Рэли в изнеможении опустил горячий лоб на руки. Пот градом катился по его лицу, обметанные губы горели, шершавый язык с трудом скребся во рту. «Интересно, кто быстрее меня доконает — они или лихорадка?»

И тут он потерял сознание. Так что он лишился удовольствия наблюдать то бешенство, которое овладело искателями сокровищ, когда они поняли, что их нагло обманули.

* * *

Дон Фернандо был в ярости. Наткнуться на гнилые кости каких-то прокаженных вместо сокровищ? Вот уж воистину: «Insperata accidunt magis saepe guam guae speres!»

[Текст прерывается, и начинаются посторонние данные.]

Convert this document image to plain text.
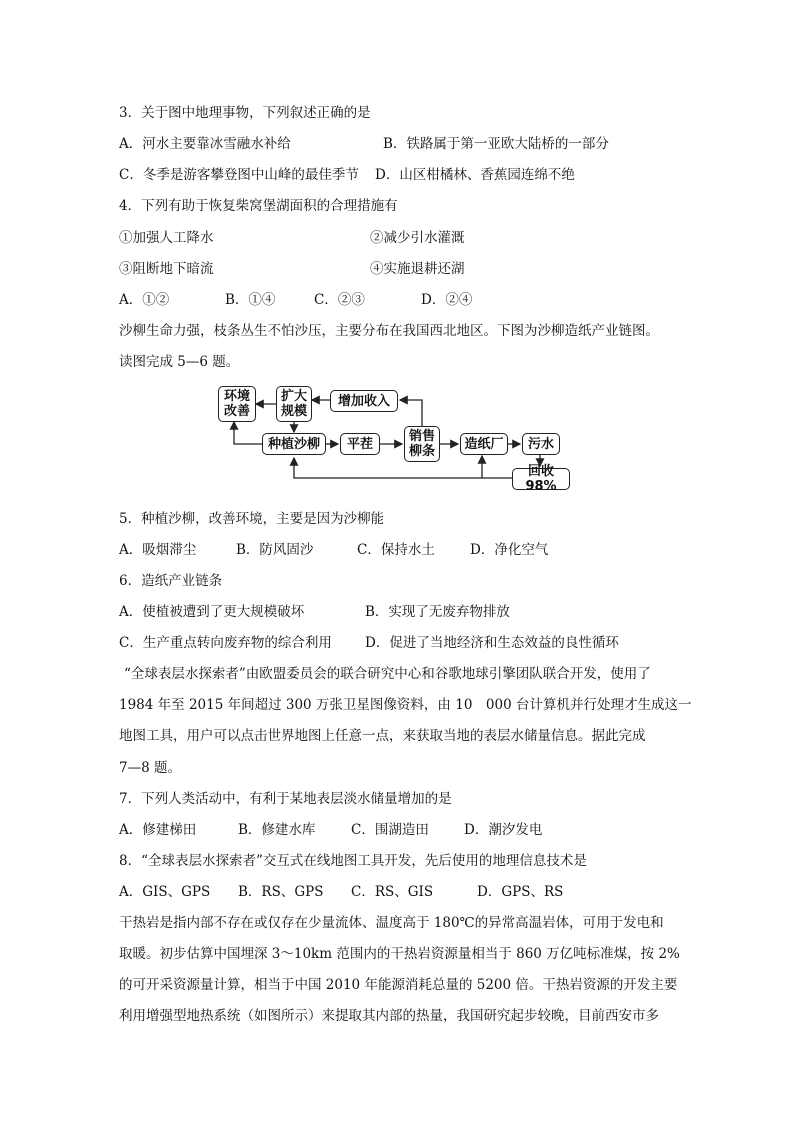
3．关于图中地理事物，下列叙述正确的是
A．河水主要靠冰雪融水补给	B．铁路属于第一亚欧大陆桥的一部分
C．冬季是游客攀登图中山峰的最佳季节 D．山区柑橘林、香蕉园连绵不绝
4．下列有助于恢复柴窝堡湖面积的合理措施有
①加强人工降水	②减少引水灌溉
③阻断地下暗流	④实施退耕还湖
A．①②	B．①④	C．②③	D．②④
沙柳生命力强，枝条丛生不怕沙压，主要分布在我国西北地区。下图为沙柳造纸产业链图。
读图完成 5—6 题。
环境
改善
扩大
规模
增加收入
种植沙柳	平茬	销售
柳条	造纸厂	污水
回收98%
5．种植沙柳，改善环境，主要是因为沙柳能
A．吸烟滞尘	B．防风固沙	C．保持水土	D．净化空气
6．造纸产业链条
A．使植被遭到了更大规模破坏	B．实现了无废弃物排放
C．生产重点转向废弃物的综合利用 D．促进了当地经济和生态效益的良性循环
“全球表层水探索者”由欧盟委员会的联合研究中心和谷歌地球引擎团队联合开发，使用了
1984 年至 2015 年间超过 300 万张卫星图像资料，由 10　000 台计算机并行处理才生成这一
地图工具，用户可以点击世界地图上任意一点，来获取当地的表层水储量信息。据此完成
7—8 题。
7．下列人类活动中，有利于某地表层淡水储量增加的是
A．修建梯田	B．修建水库	C．围湖造田	D．潮汐发电
8．“全球表层水探索者”交互式在线地图工具开发，先后使用的地理信息技术是
A．GIS、GPS B．RS、GPS C．RS、GIS	D．GPS、RS
干热岩是指内部不存在或仅存在少量流体、温度高于 180℃的异常高温岩体，可用于发电和
取暖。初步估算中国埋深 3～10km 范围内的干热岩资源量相当于 860 万亿吨标准煤，按 2%
的可开采资源量计算，相当于中国 2010 年能源消耗总量的 5200 倍。干热岩资源的开发主要
利用增强型地热系统（如图所示）来提取其内部的热量，我国研究起步较晚，目前西安市多
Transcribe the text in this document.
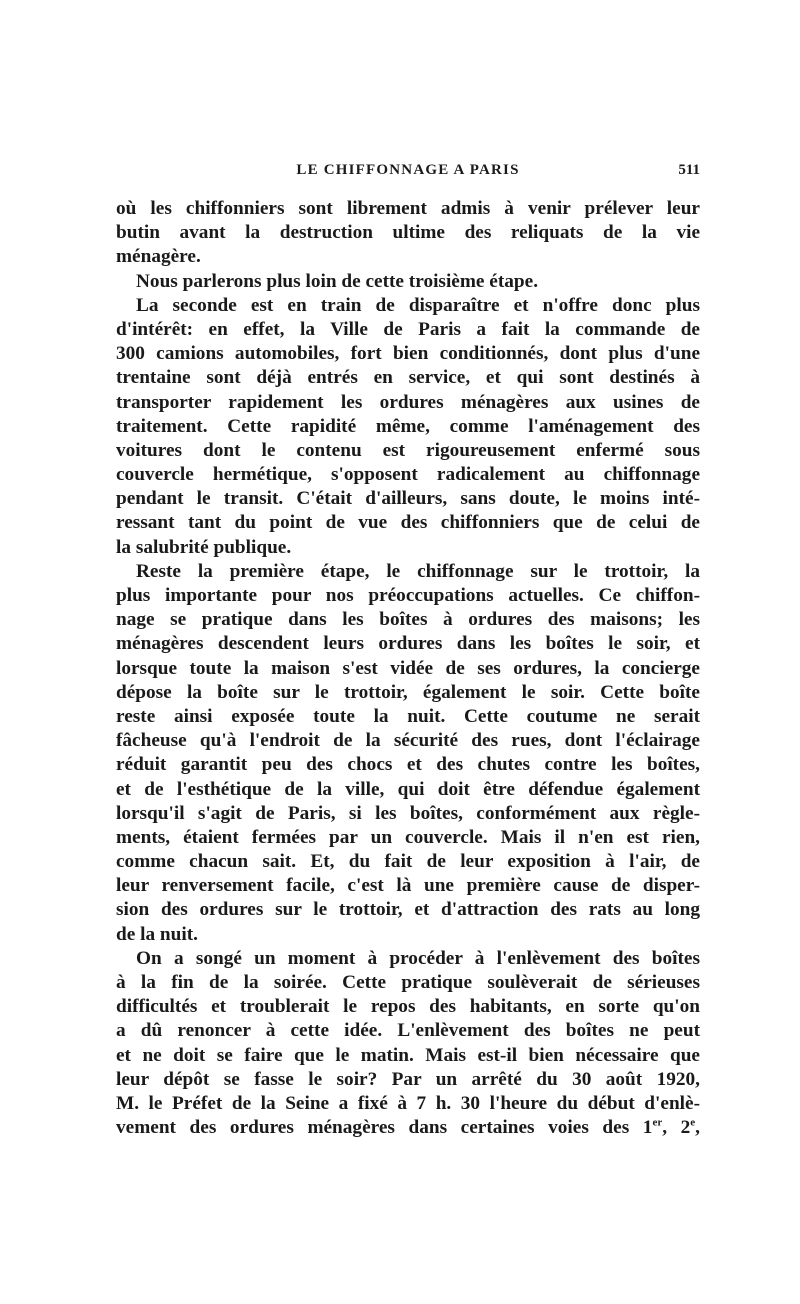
LE CHIFFONNAGE A PARIS	511
où les chiffonniers sont librement admis à venir prélever leur
butin avant la destruction ultime des reliquats de la vie
ménagère.
Nous parlerons plus loin de cette troisième étape.
La seconde est en train de disparaître et n'offre donc plus
d'intérêt: en effet, la Ville de Paris a fait la commande de
300 camions automobiles, fort bien conditionnés, dont plus d'une
trentaine sont déjà entrés en service, et qui sont destinés à
transporter rapidement les ordures ménagères aux usines de
traitement. Cette rapidité même, comme l'aménagement des
voitures dont le contenu est rigoureusement enfermé sous
couvercle hermétique, s'opposent radicalement au chiffonnage
pendant le transit. C'était d'ailleurs, sans doute, le moins inté-
ressant tant du point de vue des chiffonniers que de celui de
la salubrité publique.
Reste la première étape, le chiffonnage sur le trottoir, la
plus importante pour nos préoccupations actuelles. Ce chiffon-
nage se pratique dans les boîtes à ordures des maisons; les
ménagères descendent leurs ordures dans les boîtes le soir, et
lorsque toute la maison s'est vidée de ses ordures, la concierge
dépose la boîte sur le trottoir, également le soir. Cette boîte
reste ainsi exposée toute la nuit. Cette coutume ne serait
fâcheuse qu'à l'endroit de la sécurité des rues, dont l'éclairage
réduit garantit peu des chocs et des chutes contre les boîtes,
et de l'esthétique de la ville, qui doit être défendue également
lorsqu'il s'agit de Paris, si les boîtes, conformément aux règle-
ments, étaient fermées par un couvercle. Mais il n'en est rien,
comme chacun sait. Et, du fait de leur exposition à l'air, de
leur renversement facile, c'est là une première cause de disper-
sion des ordures sur le trottoir, et d'attraction des rats au long
de la nuit.
On a songé un moment à procéder à l'enlèvement des boîtes
à la fin de la soirée. Cette pratique soulèverait de sérieuses
difficultés et troublerait le repos des habitants, en sorte qu'on
a dû renoncer à cette idée. L'enlèvement des boîtes ne peut
et ne doit se faire que le matin. Mais est-il bien nécessaire que
leur dépôt se fasse le soir? Par un arrêté du 30 août 1920,
M. le Préfet de la Seine a fixé à 7 h. 30 l'heure du début d'enlè-
vement des ordures ménagères dans certaines voies des 1er, 2e,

Слабое утешение он находил только в одном: несмотря на то что людям Кроуфорда удалось ускользнуть, сам капитан пиратов был у него в руках. Теперь будет чем оправдаться перед Орденом: пусть этот мерзавец под пыткой расскажет правду о сокровищах. Хотя… Из-под личины дона Фернандо вдруг на секунду высунулся отец Франциск, и змеиная улыбка скользнула по его тонким губам: у него есть чем развязать язык этому ублюдку.

Веселого Дика со связанными руками вытолкнули на середину круга, образованного испанцами, французами и голландцами. Пират стоял, пошатываясь и пряча от солнца слезящиеся глаза.

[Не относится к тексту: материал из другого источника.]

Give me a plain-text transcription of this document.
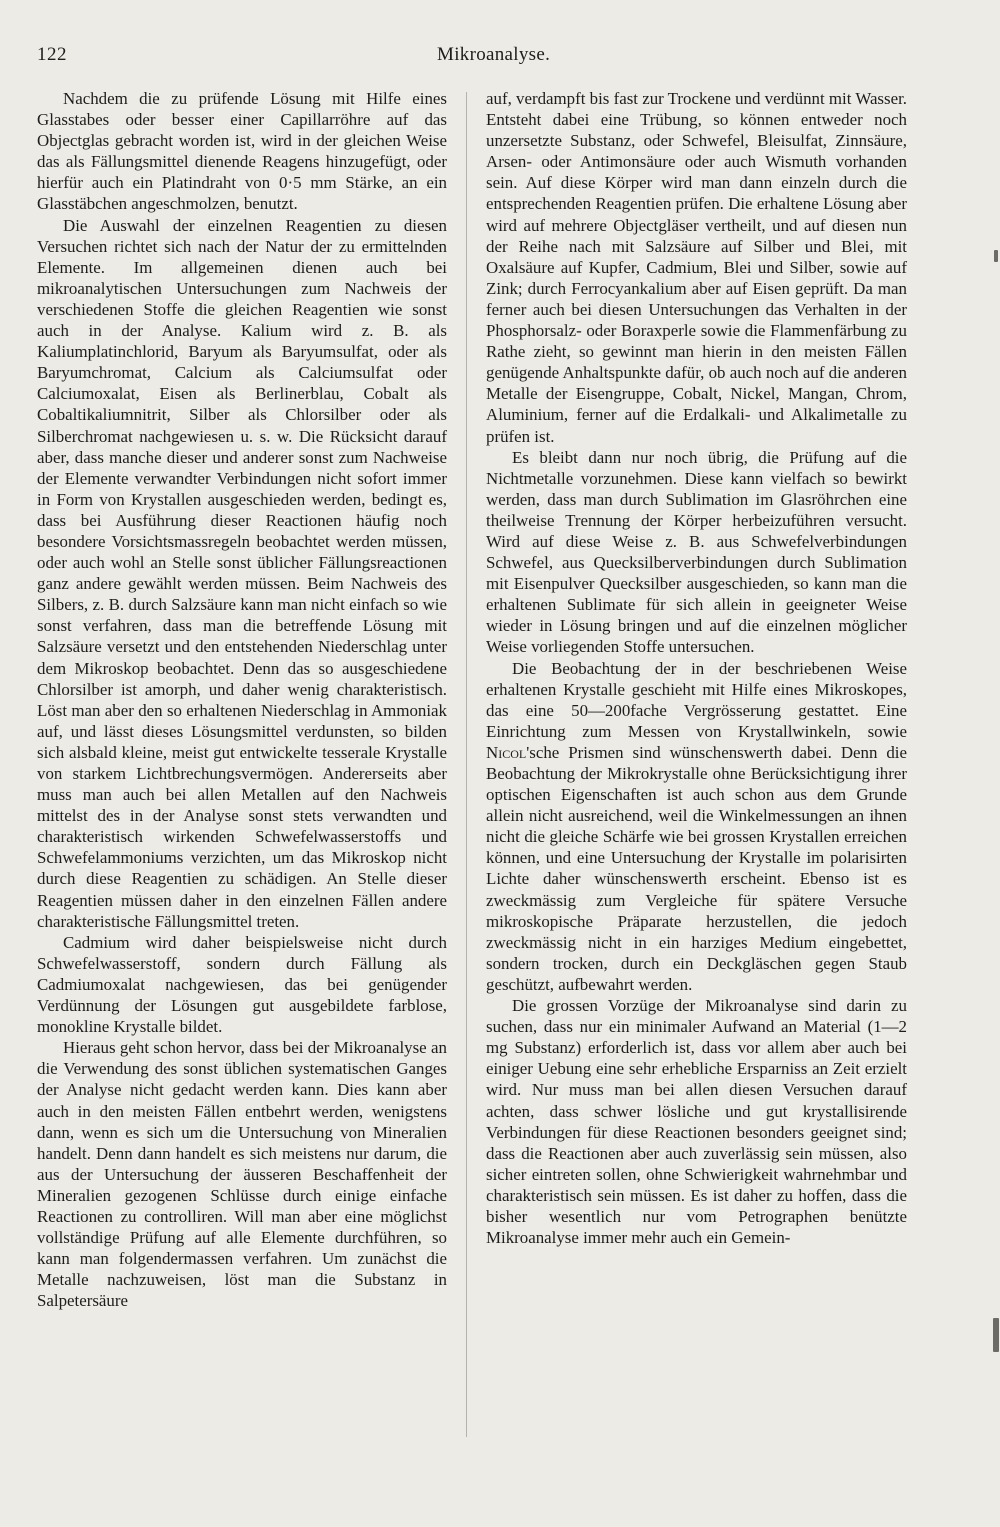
122	Mikroanalyse.

Nachdem die zu prüfende Lösung mit Hilfe eines Glasstabes oder besser einer Capillarröhre auf das Objectglas gebracht worden ist, wird in der gleichen Weise das als Fällungsmittel dienende Reagens hinzugefügt, oder hierfür auch ein Platindraht von 0·5 mm Stärke, an ein Glasstäbchen angeschmolzen, benutzt.

Die Auswahl der einzelnen Reagentien zu diesen Versuchen richtet sich nach der Natur der zu ermittelnden Elemente. Im allgemeinen dienen auch bei mikroanalytischen Untersuchungen zum Nachweis der verschiedenen Stoffe die gleichen Reagentien wie sonst auch in der Analyse. Kalium wird z. B. als Kaliumplatinchlorid, Baryum als Baryumsulfat, oder als Baryumchromat, Calcium als Calciumsulfat oder Calciumoxalat, Eisen als Berlinerblau, Cobalt als Cobaltikaliumnitrit, Silber als Chlorsilber oder als Silberchromat nachgewiesen u. s. w. Die Rücksicht darauf aber, dass manche dieser und anderer sonst zum Nachweise der Elemente verwandter Verbindungen nicht sofort immer in Form von Krystallen ausgeschieden werden, bedingt es, dass bei Ausführung dieser Reactionen häufig noch besondere Vorsichtsmassregeln beobachtet werden müssen, oder auch wohl an Stelle sonst üblicher Fällungsreactionen ganz andere gewählt werden müssen. Beim Nachweis des Silbers, z. B. durch Salzsäure kann man nicht einfach so wie sonst verfahren, dass man die betreffende Lösung mit Salzsäure versetzt und den entstehenden Niederschlag unter dem Mikroskop beobachtet. Denn das so ausgeschiedene Chlorsilber ist amorph, und daher wenig charakteristisch. Löst man aber den so erhaltenen Niederschlag in Ammoniak auf, und lässt dieses Lösungsmittel verdunsten, so bilden sich alsbald kleine, meist gut entwickelte tesserale Krystalle von starkem Lichtbrechungsvermögen. Andererseits aber muss man auch bei allen Metallen auf den Nachweis mittelst des in der Analyse sonst stets verwandten und charakteristisch wirkenden Schwefelwasserstoffs und Schwefelammoniums verzichten, um das Mikroskop nicht durch diese Reagentien zu schädigen. An Stelle dieser Reagentien müssen daher in den einzelnen Fällen andere charakteristische Fällungsmittel treten.

Cadmium wird daher beispielsweise nicht durch Schwefelwasserstoff, sondern durch Fällung als Cadmiumoxalat nachgewiesen, das bei genügender Verdünnung der Lösungen gut ausgebildete farblose, monokline Krystalle bildet.

Hieraus geht schon hervor, dass bei der Mikroanalyse an die Verwendung des sonst üblichen systematischen Ganges der Analyse nicht gedacht werden kann. Dies kann aber auch in den meisten Fällen entbehrt werden, wenigstens dann, wenn es sich um die Untersuchung von Mineralien handelt. Denn dann handelt es sich meistens nur darum, die aus der Untersuchung der äusseren Beschaffenheit der Mineralien gezogenen Schlüsse durch einige einfache Reactionen zu controlliren. Will man aber eine möglichst vollständige Prüfung auf alle Elemente durchführen, so kann man folgendermassen verfahren. Um zunächst die Metalle nachzuweisen, löst man die Substanz in Salpetersäure

auf, verdampft bis fast zur Trockene und verdünnt mit Wasser. Entsteht dabei eine Trübung, so können entweder noch unzersetzte Substanz, oder Schwefel, Bleisulfat, Zinnsäure, Arsen- oder Antimonsäure oder auch Wismuth vorhanden sein. Auf diese Körper wird man dann einzeln durch die entsprechenden Reagentien prüfen. Die erhaltene Lösung aber wird auf mehrere Objectgläser vertheilt, und auf diesen nun der Reihe nach mit Salzsäure auf Silber und Blei, mit Oxalsäure auf Kupfer, Cadmium, Blei und Silber, sowie auf Zink; durch Ferrocyankalium aber auf Eisen geprüft. Da man ferner auch bei diesen Untersuchungen das Verhalten in der Phosphorsalz- oder Boraxperle sowie die Flammenfärbung zu Rathe zieht, so gewinnt man hierin in den meisten Fällen genügende Anhaltspunkte dafür, ob auch noch auf die anderen Metalle der Eisengruppe, Cobalt, Nickel, Mangan, Chrom, Aluminium, ferner auf die Erdalkali- und Alkalimetalle zu prüfen ist.

Es bleibt dann nur noch übrig, die Prüfung auf die Nichtmetalle vorzunehmen. Diese kann vielfach so bewirkt werden, dass man durch Sublimation im Glasröhrchen eine theilweise Trennung der Körper herbeizuführen versucht. Wird auf diese Weise z. B. aus Schwefelverbindungen Schwefel, aus Quecksilberverbindungen durch Sublimation mit Eisenpulver Quecksilber ausgeschieden, so kann man die erhaltenen Sublimate für sich allein in geeigneter Weise wieder in Lösung bringen und auf die einzelnen möglicher Weise vorliegenden Stoffe untersuchen.

Die Beobachtung der in der beschriebenen Weise erhaltenen Krystalle geschieht mit Hilfe eines Mikroskopes, das eine 50—200fache Vergrösserung gestattet. Eine Einrichtung zum Messen von Krystallwinkeln, sowie Nicol'sche Prismen sind wünschenswerth dabei. Denn die Beobachtung der Mikrokrystalle ohne Berücksichtigung ihrer optischen Eigenschaften ist auch schon aus dem Grunde allein nicht ausreichend, weil die Winkelmessungen an ihnen nicht die gleiche Schärfe wie bei grossen Krystallen erreichen können, und eine Untersuchung der Krystalle im polarisirten Lichte daher wünschenswerth erscheint. Ebenso ist es zweckmässig zum Vergleiche für spätere Versuche mikroskopische Präparate herzustellen, die jedoch zweckmässig nicht in ein harziges Medium eingebettet, sondern trocken, durch ein Deckgläschen gegen Staub geschützt, aufbewahrt werden.

Die grossen Vorzüge der Mikroanalyse sind darin zu suchen, dass nur ein minimaler Aufwand an Material (1—2 mg Substanz) erforderlich ist, dass vor allem aber auch bei einiger Uebung eine sehr erhebliche Ersparniss an Zeit erzielt wird. Nur muss man bei allen diesen Versuchen darauf achten, dass schwer lösliche und gut krystallisirende Verbindungen für diese Reactionen besonders geeignet sind; dass die Reactionen aber auch zuverlässig sein müssen, also sicher eintreten sollen, ohne Schwierigkeit wahrnehmbar und charakteristisch sein müssen. Es ist daher zu hoffen, dass die bisher wesentlich nur vom Petrographen benützte Mikroanalyse immer mehr auch ein Gemein-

— Что ж, Кроуфорд, теперь вы в наших руках. Надеюсь, вы сполна оцените это обстоятельство и примете верное решение.

— Уж лучше бы мы договорились, — слабо всхлипнул коадьютор из-за спин своих соотечественников.

Кроуфорд услышал и, обернувшись, подмигнул в его сторону.

— Что вы скажете, сэр Роджер Рэли?

Пленник вздрогнул, снова повернул голову к испанцу и прищурился, так как вечернее солнце било ему в лицо.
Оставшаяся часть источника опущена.